Days after the S-Adapter H announcement, Hasselblad released the following statement from its chairman and CEO Dr. Larry Hansen.

“We are delighted with Leica’s decision to launch an adapter that provides their customers with a compelling opportunity to embrace the acknowledged ultimate superiority of our medium format H System lenses,” Hansen said. “Every Hasselblad lens has been designed and produced to the most exacting and meticulous standards and discerning photographers worldwide are well aware that the image quality of any camera is only as good as the lens that forms the image.”

Leica X2
We liked the concept of the compact Leica X1 when it was announced back in 2009 but were not particularly pleased with its performance, finding it very slow to use overall, particularly its glacial autofocus system. The camera also had a jittery Live View function on its rear LCD screen and image playback was annoyingly slow.

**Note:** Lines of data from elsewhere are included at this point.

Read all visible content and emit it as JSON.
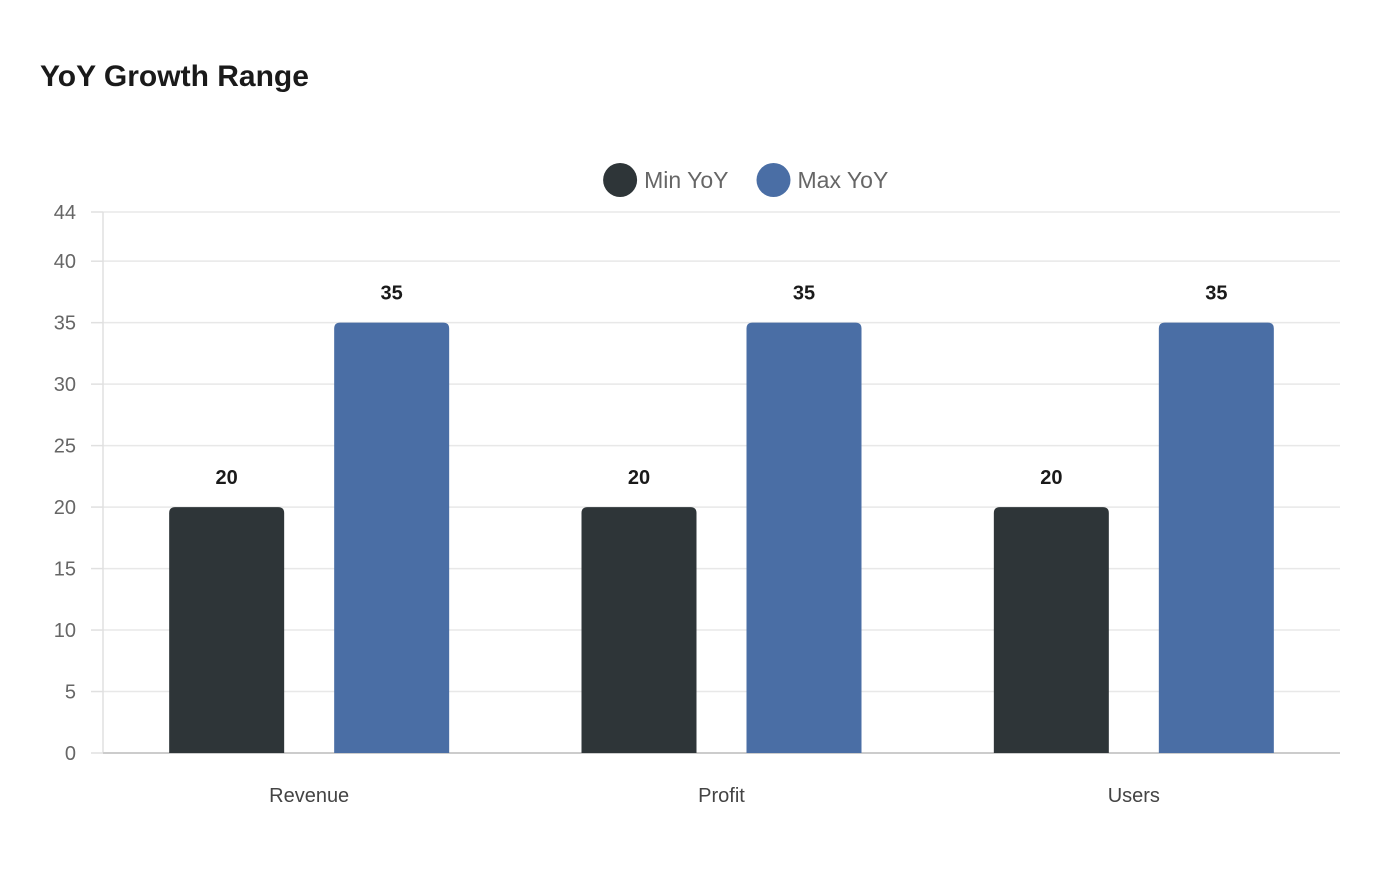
{
  "chart_data": {
    "type": "bar",
    "title": "YoY Growth Range",
    "categories": [
      "Revenue",
      "Profit",
      "Users"
    ],
    "series": [
      {
        "name": "Min YoY",
        "values": [
          20,
          20,
          20
        ],
        "color": "#2e3538"
      },
      {
        "name": "Max YoY",
        "values": [
          35,
          35,
          35
        ],
        "color": "#4a6ea5"
      }
    ],
    "ylim": [
      0,
      44
    ],
    "yticks": [
      0,
      5,
      10,
      15,
      20,
      25,
      30,
      35,
      40,
      44
    ],
    "xlabel": "",
    "ylabel": "",
    "grid": true,
    "legend": "top-center"
  }
}
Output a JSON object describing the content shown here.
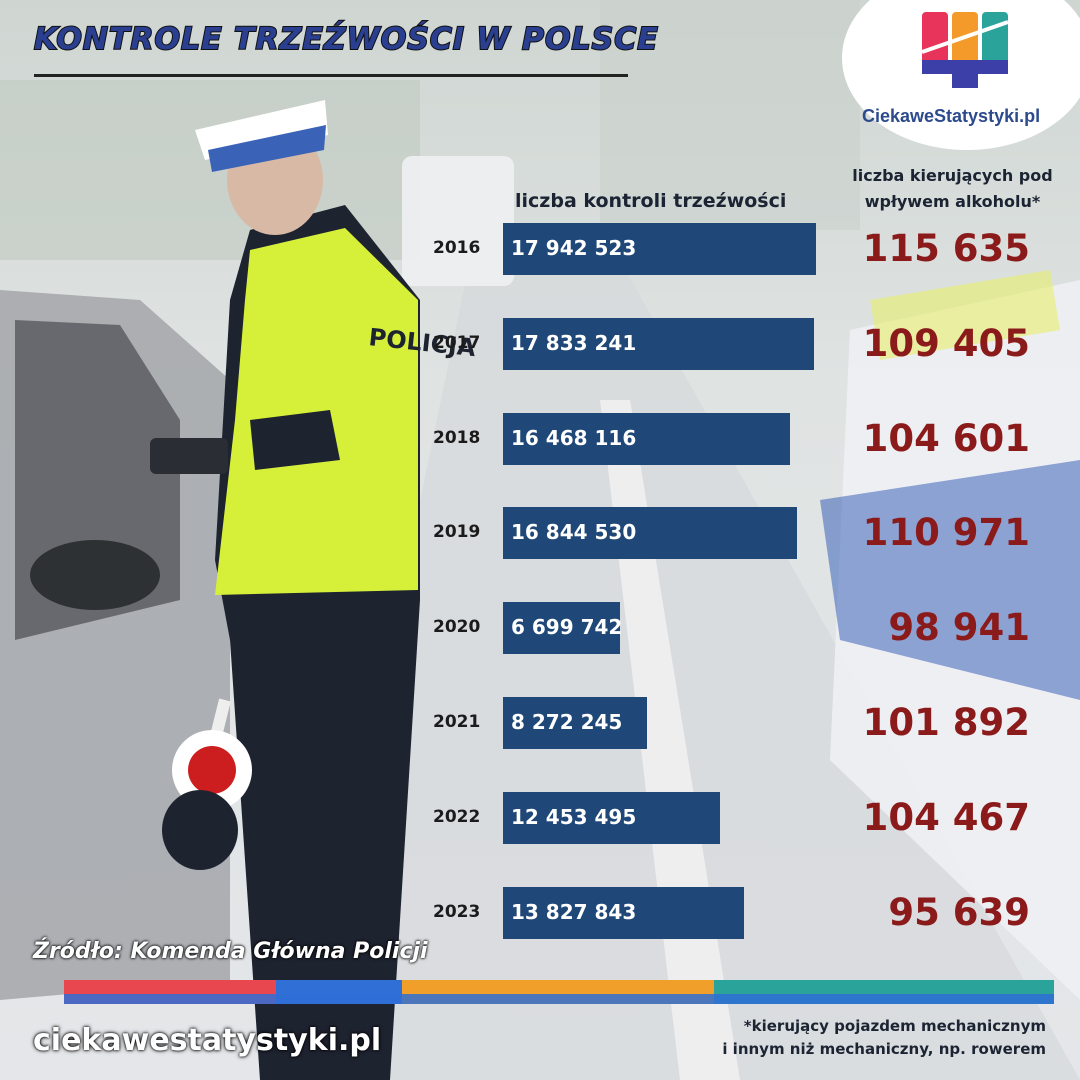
{
  "title": "KONTROLE TRZEŹWOŚCI W POLSCE",
  "logo": {
    "text": "CiekaweStatystyki.pl"
  },
  "colors": {
    "bar": "#1f4878",
    "drunk_value": "#8b1a1a",
    "stripe": [
      "#e8474f",
      "#2f6fd6",
      "#f0a02a",
      "#2aa39a"
    ]
  },
  "chart_data": {
    "type": "bar",
    "orientation": "horizontal",
    "categories": [
      "2016",
      "2017",
      "2018",
      "2019",
      "2020",
      "2021",
      "2022",
      "2023"
    ],
    "series": [
      {
        "name": "liczba kontroli trzeźwości",
        "values": [
          17942523,
          17833241,
          16468116,
          16844530,
          6699742,
          8272245,
          12453495,
          13827843
        ],
        "labels": [
          "17 942 523",
          "17 833 241",
          "16 468 116",
          "16 844 530",
          "6 699 742",
          "8 272 245",
          "12 453 495",
          "13 827 843"
        ]
      },
      {
        "name": "liczba kierujących pod wpływem alkoholu*",
        "values": [
          115635,
          109405,
          104601,
          110971,
          98941,
          101892,
          104467,
          95639
        ],
        "labels": [
          "115 635",
          "109 405",
          "104 601",
          "110 971",
          "98 941",
          "101 892",
          "104 467",
          "95 639"
        ]
      }
    ]
  },
  "headers": {
    "controls": "liczba kontroli trzeźwości",
    "drunk_line1": "liczba kierujących pod",
    "drunk_line2": "wpływem alkoholu*"
  },
  "source": "Źródło: Komenda Główna Policji",
  "website": "ciekawestatystyki.pl",
  "footnote": {
    "line1": "*kierujący pojazdem mechanicznym",
    "line2": "i innym niż mechaniczny, np. rowerem"
  }
}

Leica hopes to rectify those some of those problems with the 16.2MP X2, which also uses an APS-C size sensor and is selling now the same price at around $2,000.

The X2 looks somewhat similar to the X1, with a choice of a black, soft leather exterior or a silver anodized finish but according Maike Harberts, product manager for the X-System, “the inside is completely new.”

“The X1 seems slow compared to the X2,” Harberts said. “Because of the new sensor and processor, the autofocus is faster.”

The refresh rate on the X2’s 2.7-inch LCD screen on back has also been ramped up, so the image preview on the rear screen won’t look shaky and smeared as before.

The camera’s 24mm f/2.8 converts to an approximately 36mm lens because of the 1.5x magnification factor of the X2’s APS-C sensor. However, there is no way to optically zoom this fixed focal length lens except with your feet.